O reitor da Ufac, Josimar Ferreira, reuniu-se com membros da comissão responsável pela proposta de criação do curso de Farmácia. O encontro ocorreu nesta segunda-feira, 31, na sala de reuniões da Reitoria, visando consolidar o Projeto Político-Pedagógico da nova graduação, além de homenagear, com a entrega, pela Federação Nacional dos Farmacêuticos (Fenafar), de Menção Honrosa ao reitor e a pessoas cujo empenho culminou na abertura do curso.

A iniciativa faz parte do programa Universidades Transformadoras, pactuada com o Ministério da Educação (MEC). O curso prevê a oferta de 50 vagas para estudantes e liberação de 11 códigos de vagas para professores. A aula inaugural e início das atividades acadêmicas estão previstos entre 2028 e 2029.

“Esse é um curso que se assenta fortemente na demanda de conhecer os bioativos da floresta amazônica e transformar esse conhecimento em riqueza, patentes, inovação e qualidade de vida para a sociedade”, disse Josimar Ferreira.
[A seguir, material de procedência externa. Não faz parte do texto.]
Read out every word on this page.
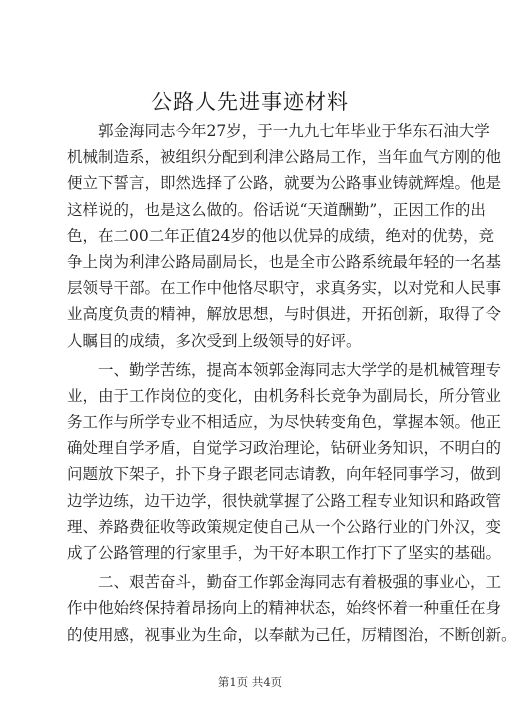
公路人先进事迹材料
郭金海同志今年27岁，于一九九七年毕业于华东石油大学
机械制造系，被组织分配到利津公路局工作，当年血气方刚的他
便立下誓言，即然选择了公路，就要为公路事业铸就辉煌。他是
这样说的，也是这么做的。俗话说“天道酬勤”，正因工作的出
色，在二00二年正值24岁的他以优异的成绩，绝对的优势，竞
争上岗为利津公路局副局长，也是全市公路系统最年轻的一名基
层领导干部。在工作中他恪尽职守，求真务实，以对党和人民事
业高度负责的精神，解放思想，与时俱进，开拓创新，取得了令
人瞩目的成绩，多次受到上级领导的好评。
一、勤学苦练，提高本领郭金海同志大学学的是机械管理专
业，由于工作岗位的变化，由机务科长竞争为副局长，所分管业
务工作与所学专业不相适应，为尽快转变角色，掌握本领。他正
确处理自学矛盾，自觉学习政治理论，钻研业务知识，不明白的
问题放下架子，扑下身子跟老同志请教，向年轻同事学习，做到
边学边练，边干边学，很快就掌握了公路工程专业知识和路政管
理、养路费征收等政策规定使自己从一个公路行业的门外汉，变
成了公路管理的行家里手，为干好本职工作打下了坚实的基础。
二、艰苦奋斗，勤奋工作郭金海同志有着极强的事业心，工
作中他始终保持着昂扬向上的精神状态，始终怀着一种重任在身
的使用感，视事业为生命，以奉献为己任，厉精图治，不断创新。
第1页 共4页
Além disso, ele ressaltou a necessidade de conectar o novo curso às estruturas já consolidadas da Ufac, otimizando disciplinas e espaços curriculares em conjunto com as áreas de saúde e química.

A presidente da comissão de criação do curso, Andréia Andrade, lembrou que o projeto começou em 2011. “Hoje nos reunimos com a perspectiva de viabilizar a abertura do curso diante do que já temos na instituição. Nosso objetivo é ofertar uma formação generalista, com investimento otimizado na estrutura existente e com forte inserção na pesquisa e extensão, aproveitando a nossa biodiversidade e criando caminho para futuros programas de pós-graduação.”

Também participaram da reunião representantes externos da categoria profissional, como a ex-conselheira federal, membro da comissão e diretora de Relações Institucionais da Fenafar, Isabela de Oliveira Sobrinho. “Acompanhei a busca por esse projeto pedagógico desde o início e ver essa etapa final é um avanço enorme”, pontuou. “É um trabalho a muitas mãos para trazer o melhor para a Ufac. Trata-se de um curso de grande magnitude, focado em tecnologias de medicamentos e em pesquisas com nossas plantas nativas para gerar qualidade de vida à população.”